Professor Jacques Duparc (1924–2022)
Professor Jacques Duparc (Fig. 1) left us at the age of 98 in April 2022. A great boss has left us, issued from that generation where teaching was not limited to surgical technique. He entertained a demanding and emotional relationship with his students whom, he freely admitted, he did not hesitate to bully, because he wanted to get the best out of them. This did not prevent him from worrying about a family or a personal problem after having reprimanded the one who had failed.
His skills were eclectic, from hand surgery (he was one of the founding members of the Society of Hand Surgery) to lower limb surgery, which he developed during his tenure as Department Head of the Bichat Hospital in Paris. My first meeting with him left me with a strong impression: He sought the opinions of his clinical staff and interns during the morning meetings of traumatology, where he did not hesitate to criticize the postoperative radiographs. During the multidisciplinary staff meetings and the weekly department visits, the juniors presented the patients’ cases, which had better be perfectly known. The year was spent preparing the Bichat Teaching Days where he not only invited renowned foreign guests but where he also gave the floor to his students, including the youngest. It was necessary to review patient cases, to master everything about a particular topic and then to rewrite the texts sometimes dozens of times until he was satisfied. He checked everything himself, which gave us the opportunity to spend evenings working with him, where he tirelessly asked to rephrase any expression that did not seem clear to him. He had a love of words, of exact expressions and of correct syntax. Those, young and not so young, who had to author lectures for the collection of the annual instructional SOFCOT (Société Française de Chirurgie Orthopédique) books that he founded, can testify to this.

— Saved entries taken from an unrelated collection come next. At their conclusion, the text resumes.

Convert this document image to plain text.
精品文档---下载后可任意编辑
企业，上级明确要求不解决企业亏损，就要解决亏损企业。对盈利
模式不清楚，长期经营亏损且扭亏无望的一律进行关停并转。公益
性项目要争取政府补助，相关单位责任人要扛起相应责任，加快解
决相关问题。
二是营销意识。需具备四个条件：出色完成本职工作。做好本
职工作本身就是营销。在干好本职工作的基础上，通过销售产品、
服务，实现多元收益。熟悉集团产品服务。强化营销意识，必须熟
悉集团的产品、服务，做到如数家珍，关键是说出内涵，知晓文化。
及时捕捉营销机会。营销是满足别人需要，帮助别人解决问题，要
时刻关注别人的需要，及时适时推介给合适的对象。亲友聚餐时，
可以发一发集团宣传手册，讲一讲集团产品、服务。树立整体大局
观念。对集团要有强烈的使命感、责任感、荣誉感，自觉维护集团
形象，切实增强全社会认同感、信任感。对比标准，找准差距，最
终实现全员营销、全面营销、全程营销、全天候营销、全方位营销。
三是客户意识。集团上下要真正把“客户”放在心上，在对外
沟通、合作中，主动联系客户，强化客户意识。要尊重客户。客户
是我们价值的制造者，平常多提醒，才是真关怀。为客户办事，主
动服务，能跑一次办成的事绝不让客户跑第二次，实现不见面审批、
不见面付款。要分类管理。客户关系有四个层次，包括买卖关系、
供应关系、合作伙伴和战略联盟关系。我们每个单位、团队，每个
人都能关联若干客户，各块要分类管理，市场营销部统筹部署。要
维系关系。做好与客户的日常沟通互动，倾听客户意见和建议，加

He knew how to put in their place those who were too confident. For him, a surgeon who boasted of operating quickly was only an expedient surgeon. When I was a young intern, he entrusted me with my first patient, whom I had to operate on. I had to remove two screws securing an anterior tibial tuberosity, a task I performed quickly and, it seemed to me, brilliantly. When I met him again, he asked me if I had forgotten anything, to which I confidently stated that I had not, since there were only two screws to remove. He looked at me and said, without having checked anything himself, that he did not believe me. Indeed, on the control X-rays that I had not looked at, there were still two washers. From the beginning I learned that nothing could be hidden, nothing could be forgotten and that everything had to be checked.
I was always impressed by his interest in trauma. He was obsessed with understanding and classifying fractures, and he wanted the classification to be literary and descriptive, not numerical. He continued, even at the end of his career, to go down to the OR to demonstrate how an osteosynthesis should be performed.
When I succeeded Jean Yves Alnot and Denis Huten, I was very touched that he came to Bichat when I became head of the department, as if he wanted to pass on to me one last time the principles of orthopedic surgery, a technical but eminently human discipline. A man of principle, rigor and honor, his students are in mourning and will not forget him because he was a unique character and master. They offer their affectionate condolences to his family.